Total 24 bangunan gereja dinyatakan tak berizin, 1 bangunan gereja dibakar oleh massa dan lebih mencengangkan lagi satuan polisi pamong praja (satpol PP) turut merobohkan 9 bangunan gereja, seolah-olah negara turut berpartisipasi dalam tindakan intoleransi di Aceh Singkil.
Ya, bagi umat Kristiani, gereja bukanlah gedung dan menara melainkan orang-orang di dalamnya. Tetapi gereja dan tempat ibadah lainnya bagi negara adalah martabat sebagai negara yang berdaulat. Berdaulat dalam mengatur warganya, berdaulat dalam melindungi rakyatnya dan berdaulat dalam menjadikan Pancasila sebagai dasar Tunggal negara ini.

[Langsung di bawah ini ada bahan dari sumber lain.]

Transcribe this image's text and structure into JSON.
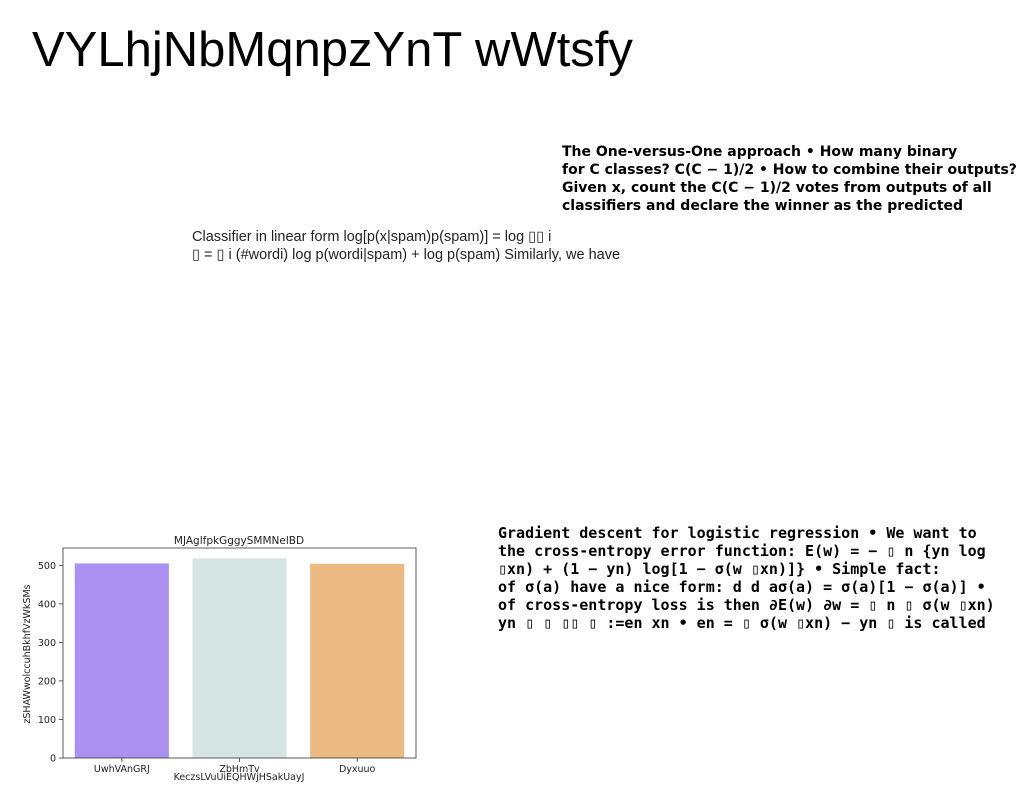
{
  "title": "VYLhjNbMqnpzYnT wWtsfy",
  "ovo_block": {
    "lines": [
      "The One-versus-One approach • How many binary",
      "for C classes? C(C − 1)/2 • How to combine their outputs?",
      "Given x, count the C(C − 1)/2 votes from outputs of all",
      "classifiers and declare the winner as the predicted"
    ]
  },
  "classifier_block": {
    "lines": [
      "Classifier in linear form log[p(x|spam)p(spam)] = log ▯▯ i",
      "▯ = ▯ i (#wordi) log p(wordi|spam) + log p(spam) Similarly, we have"
    ]
  },
  "gradient_block": {
    "lines": [
      "Gradient descent for logistic regression • We want to",
      "the cross-entropy error function: E(w) = − ▯ n {yn log",
      "▯xn) + (1 − yn) log[1 − σ(w ▯xn)]} • Simple fact:",
      "of σ(a) have a nice form: d d aσ(a) = σ(a)[1 − σ(a)] •",
      "of cross-entropy loss is then ∂E(w) ∂w = ▯ n ▯ σ(w ▯xn)",
      "yn ▯ ▯ ▯▯ ▯ :=en xn • en = ▯ σ(w ▯xn) − yn ▯ is called"
    ]
  },
  "chart_data": {
    "type": "bar",
    "title": "MJAglfpkGggySMMNelBD",
    "xlabel": "KeczsLVuUiEQHWjHSakUayJ",
    "ylabel": "zSHAWwolccuhBkhfVzWkSMs",
    "categories": [
      "UwhVAnGRJ",
      "ZbHmTv",
      "Dyxuuo"
    ],
    "values": [
      505,
      518,
      504
    ],
    "colors": [
      "#ab92f2",
      "#d6e4e2",
      "#ebb982"
    ],
    "ylim": [
      0,
      545
    ],
    "yticks": [
      0,
      100,
      200,
      300,
      400,
      500
    ],
    "grid": false
  }
}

Media massa sekelas BBC News Indonesia juga memposting hasil wawancara dengan para korban intoleransi di Aceh Singkil yang membuat warganet membanjiri kolom komentar di akun Facebook BBC News Indonesia, beberapa merasa prihatin dan beberapa orang memberikan kata-kata penguatan iman, tetapi ada pula yang tidak mempermasalahkan tindakan tersebut karena menurut mereka sudah sesuai peraturan.
Saya bingung, mengapa ada yang berkomentar kalau tindakan pembongkaran bangunan gereja tidak menyalahi peraturan padahal secara jelas mengganggu kebebasan beribadah umat beragama. Tetapi setelah membaca seperti apa pemerintah daerah di provinsi Aceh, ternyata saya sudah salah mengira (mohon maaf sebelumnya🙏).
Provinsi Aceh merupakan daerah istimewa karena memiliki otonomi dalam menjalankan perda sesuai syariat Islam jadi SETARA Institute dan kita tidak bisa memaksakan daerah tersebut untuk bersikap layaknya daerah lain di Indonesia.
Dalam hal ini kita akan terlihat bodoh jika ingin memaksakannya, tetapi ini ironi bagi NKRI di mana hukum yang ditetapkan tidak berlaku di daerah tertentu seperti Aceh. Jika demikian adanya kita sedang berjalan ke dalam pelukan Negara Federasi dengan nyanyian Negara Kesatuan.